1.  Courtesy of Slashdot and Spiegel Online:  SWIFT, which handles transfers between financial institutions, is moving its servers and database from the U.S. to Europe. The EU is likely to let the U.S. to continue to monitor SWIFT transactions for anti-terrorism purposes…at least for now. How likely would approval have been if this move had been made during the Bush years? Will a change of…well, tone on the part of the Obama Adminstration be enough to mollify opposition to activities that arguably encroach on European privacy measures?
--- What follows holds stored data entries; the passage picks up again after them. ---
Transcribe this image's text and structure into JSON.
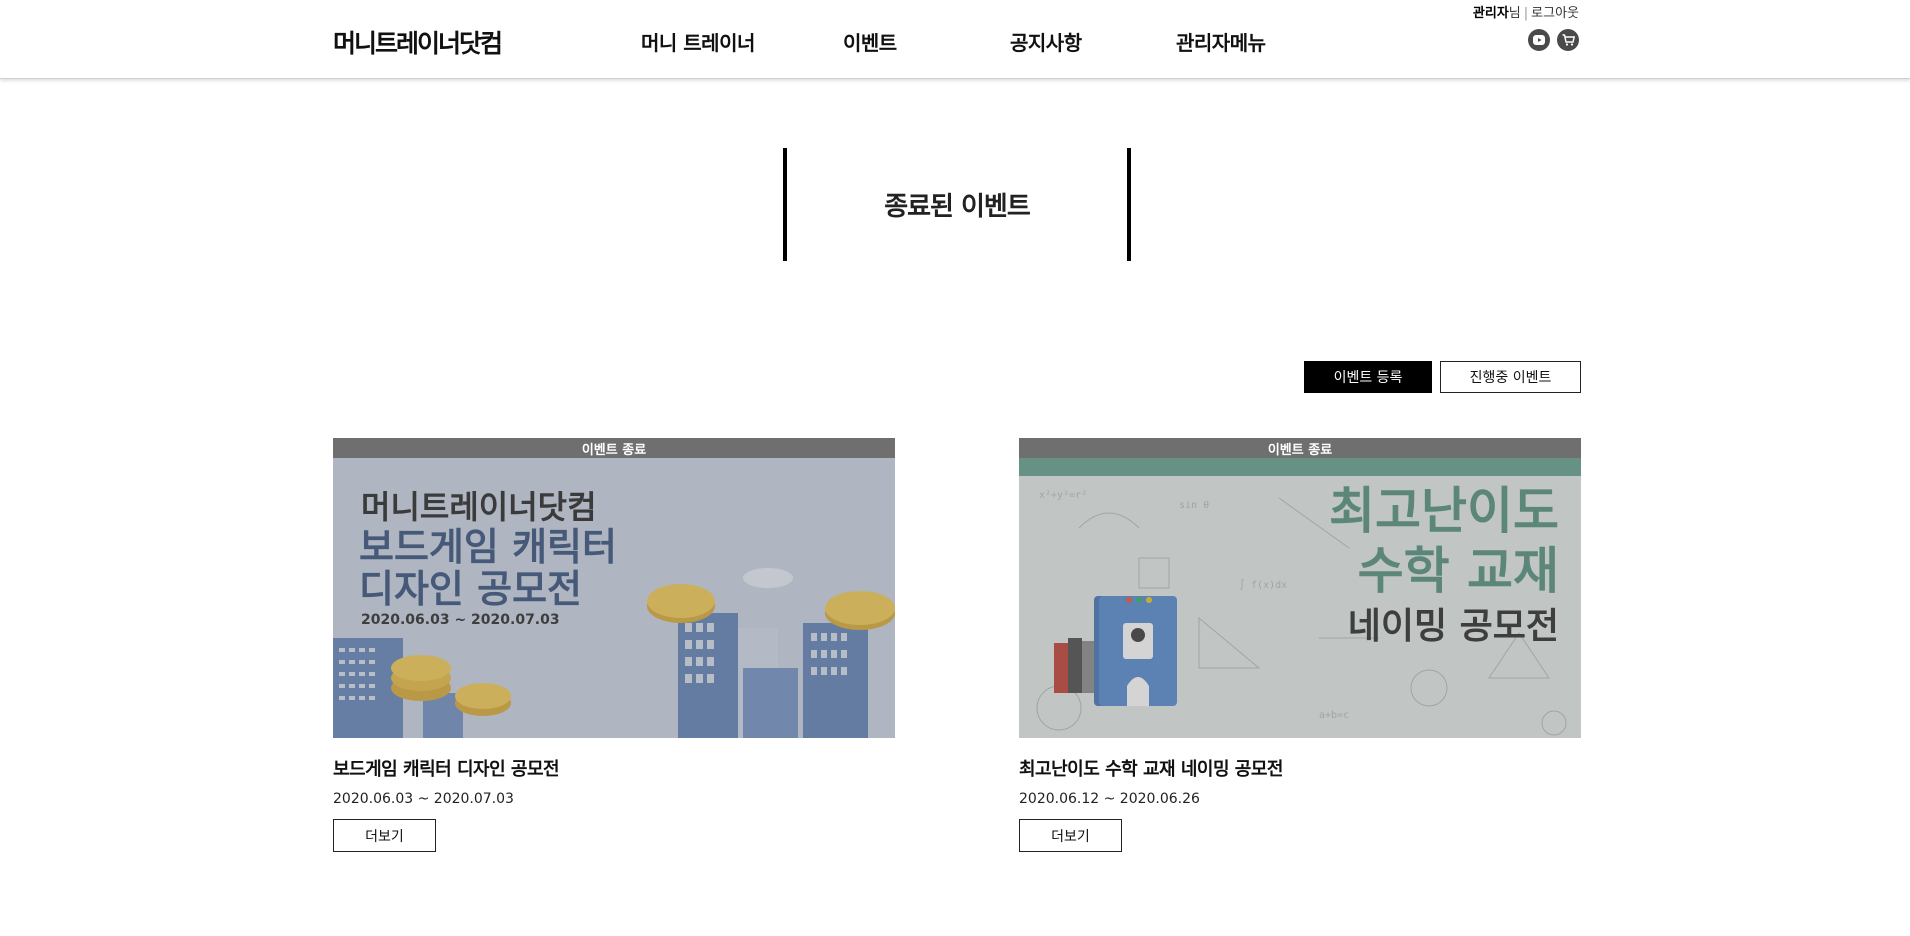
{
  "header": {
    "logo": "머니트레이너닷컴",
    "nav": [
      "머니 트레이너",
      "이벤트",
      "공지사항",
      "관리자메뉴"
    ],
    "user_name": "관리자",
    "user_suffix": "님",
    "separator": "|",
    "logout": "로그아웃",
    "icons": [
      "youtube-icon",
      "cart-icon"
    ]
  },
  "page": {
    "title": "종료된 이벤트"
  },
  "actions": {
    "register": "이벤트 등록",
    "ongoing": "진행중 이벤트"
  },
  "cards": [
    {
      "status": "이벤트 종료",
      "banner": {
        "line1": "머니트레이너닷컴",
        "line2": "보드게임 캐릭터",
        "line3": "디자인 공모전",
        "date": "2020.06.03 ~ 2020.07.03"
      },
      "title": "보드게임 캐릭터 디자인 공모전",
      "date": "2020.06.03 ~ 2020.07.03",
      "more": "더보기"
    },
    {
      "status": "이벤트 종료",
      "banner": {
        "line1": "최고난이도",
        "line2": "수학 교재",
        "line3": "네이밍 공모전"
      },
      "title": "최고난이도 수학 교재 네이밍 공모전",
      "date": "2020.06.12 ~ 2020.06.26",
      "more": "더보기"
    }
  ],
  "colors": {
    "accent": "#000000",
    "ended_bar": "#6f6f6f",
    "banner1_bg": "#c9d3e3",
    "banner1_text": "#2f4a7a",
    "banner2_bg": "#e4ebe7",
    "banner2_text": "#4f8c7a"
  }
}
2.  Over at Wired’s Dual Perspectives, Kim Zetter has an article that sort of makes the right point…that we need much improved definition around terms like “cyber war” and “cyber attack”…but then muddles that point with language like this:   “In a battle where the militarized zone exists solely in the ether(net) and where anyone can wield the cyber-equivalent of a 10-ton bomb, how do we fight, let alone find, the enemy?” To illustrate the point, there’s a reference to the infamous Homeland Security video from 2007 about the U.S. power grid, and a story from 1982 (!) about a logic bomb that literally detonated a Siberian pipeline. I’m not convinced that you get anywhere close to un-muddling terms like “cyber war” until we stop using military metaphors that don’t really mean much, viz. cyber-equivalent of a 10-ton bomb.